Kirk and his landing party are stranded on a planet being hunted down by a “woman” named Losira, and the Enterprise is trying to race back after being hurled across the galaxy to save them. Losira isn’t restricted to the planet however, as she also appears on the Enterprise and wreaks havoc. The tension this episode creates is well deserved as Kirk and co. try to figure out a way to defend themselves against Losira, and the music adds to those feelings perfectly. The highlight of the episode though is when Scotty is in the bowels of the ship trying to make repairs before it’s too late and the ship self-destructs. The back and forth between himself and Spock is perfect, and once again the music is an excellent accent to what’s happening on the screen.

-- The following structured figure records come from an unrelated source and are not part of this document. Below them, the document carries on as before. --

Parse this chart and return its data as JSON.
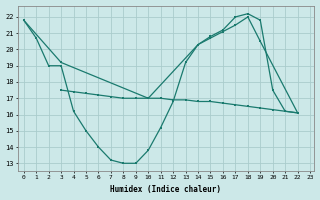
{
  "background_color": "#cce8e8",
  "grid_color": "#aacccc",
  "line_color": "#1a7a6e",
  "xlabel": "Humidex (Indice chaleur)",
  "xlim": [
    -0.5,
    23.3
  ],
  "ylim": [
    12.5,
    22.7
  ],
  "yticks": [
    13,
    14,
    15,
    16,
    17,
    18,
    19,
    20,
    21,
    22
  ],
  "xticks": [
    0,
    1,
    2,
    3,
    4,
    5,
    6,
    7,
    8,
    9,
    10,
    11,
    12,
    13,
    14,
    15,
    16,
    17,
    18,
    19,
    20,
    21,
    22,
    23
  ],
  "lines": [
    {
      "x": [
        0,
        1,
        2,
        3,
        4,
        5,
        6,
        7,
        8,
        9,
        10,
        11,
        12,
        13,
        14,
        15,
        16,
        17,
        18,
        19,
        20,
        21,
        22
      ],
      "y": [
        21.8,
        20.7,
        19.0,
        19.0,
        16.2,
        15.0,
        14.0,
        13.2,
        13.0,
        13.0,
        13.8,
        15.2,
        16.8,
        19.2,
        20.3,
        20.8,
        21.2,
        22.0,
        22.2,
        21.8,
        17.5,
        16.2,
        16.1
      ]
    },
    {
      "comment": "upper diagonal line - sparse markers: 0,3,10,14,15,16,17,18,19,22",
      "x": [
        0,
        3,
        10,
        14,
        15,
        16,
        17,
        18,
        19,
        22
      ],
      "y": [
        21.8,
        19.2,
        17.0,
        20.3,
        20.7,
        21.1,
        21.5,
        22.0,
        20.5,
        16.1
      ]
    },
    {
      "x": [
        3,
        4,
        5,
        6,
        7,
        8,
        9,
        10,
        11,
        12,
        13,
        14,
        15,
        16,
        17,
        18,
        19,
        20,
        21,
        22
      ],
      "y": [
        17.5,
        17.4,
        17.3,
        17.2,
        17.1,
        17.0,
        17.0,
        17.0,
        17.0,
        16.9,
        16.9,
        16.8,
        16.8,
        16.7,
        16.6,
        16.5,
        16.4,
        16.3,
        16.2,
        16.1
      ]
    }
  ]
}
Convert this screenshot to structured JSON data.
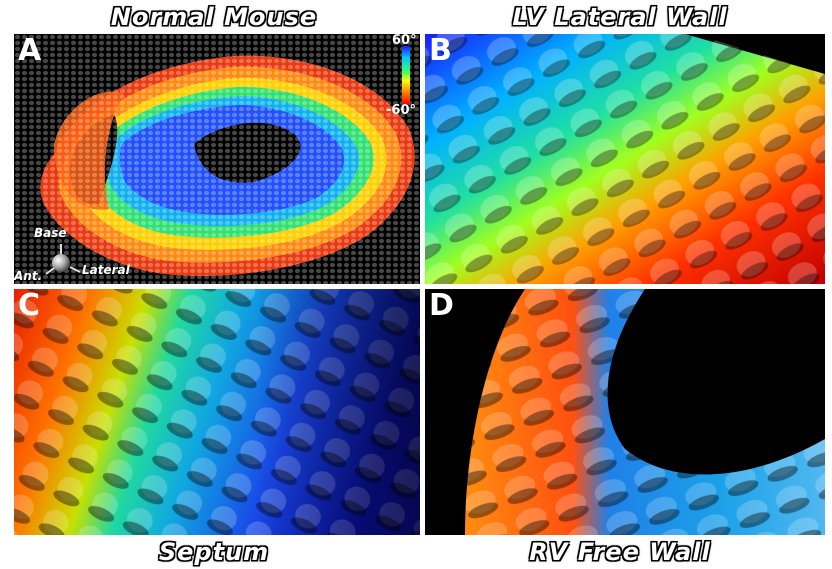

Back to the planet for a second – is it just me or does Sulu get verbally smacked down every time he opens his mouth? Ease up on the guy, people!

2. Day of the Dove

The Enterprise becomes a battleground between Kirk’s crew and the Klingons, under the control of an entity that feeds off hostility. (Let’s just ignore the special effect used to create the alien. It was 1968 for crying out loud.)
Now, this may sound a little hokey, but it actually sets the stage for some pretty interesting character interaction, as much of the time they are not quite themselves. Another side effect of this alien’s influence? Sword fights. And a lot of them. Apparently this alien wants its victims to cause as much damage as possible without actually killing anyone, so they can get patched up (with new healing powers at an alarming rate, thanks to the floating ball of light) and then get right back to the fight. So it replaced all the phasers on the ship with swords. (It’s safe to say Scotty absolutely loves his sword.) McCoy’s tirade on the bridge to Kirk and Spock is so good it’s borderline comical. (That facial twitch DeForest Kelley (whether it be intentional or not) puts in at the end is pure gold.)

1. The Tholian Web

Hands down the best of what season 3 had to offer, and that’s pretty interesting since Kirk is in it for only a fraction of the show!
Watching Spock deal with the weight of command and dealing with the decisions he as to make is compelling,  especially with McCoy there to question him nearly every step of the way. Kirk’s video message to his two best friends is pretty touching, and makes for some good humor when he brings it up at the end of the show. How about those Tholians? A pretty cool idea creating a “web” around the Enterprise. Also, love Scotty’s enthusiasm towards a remedy that involves drinking.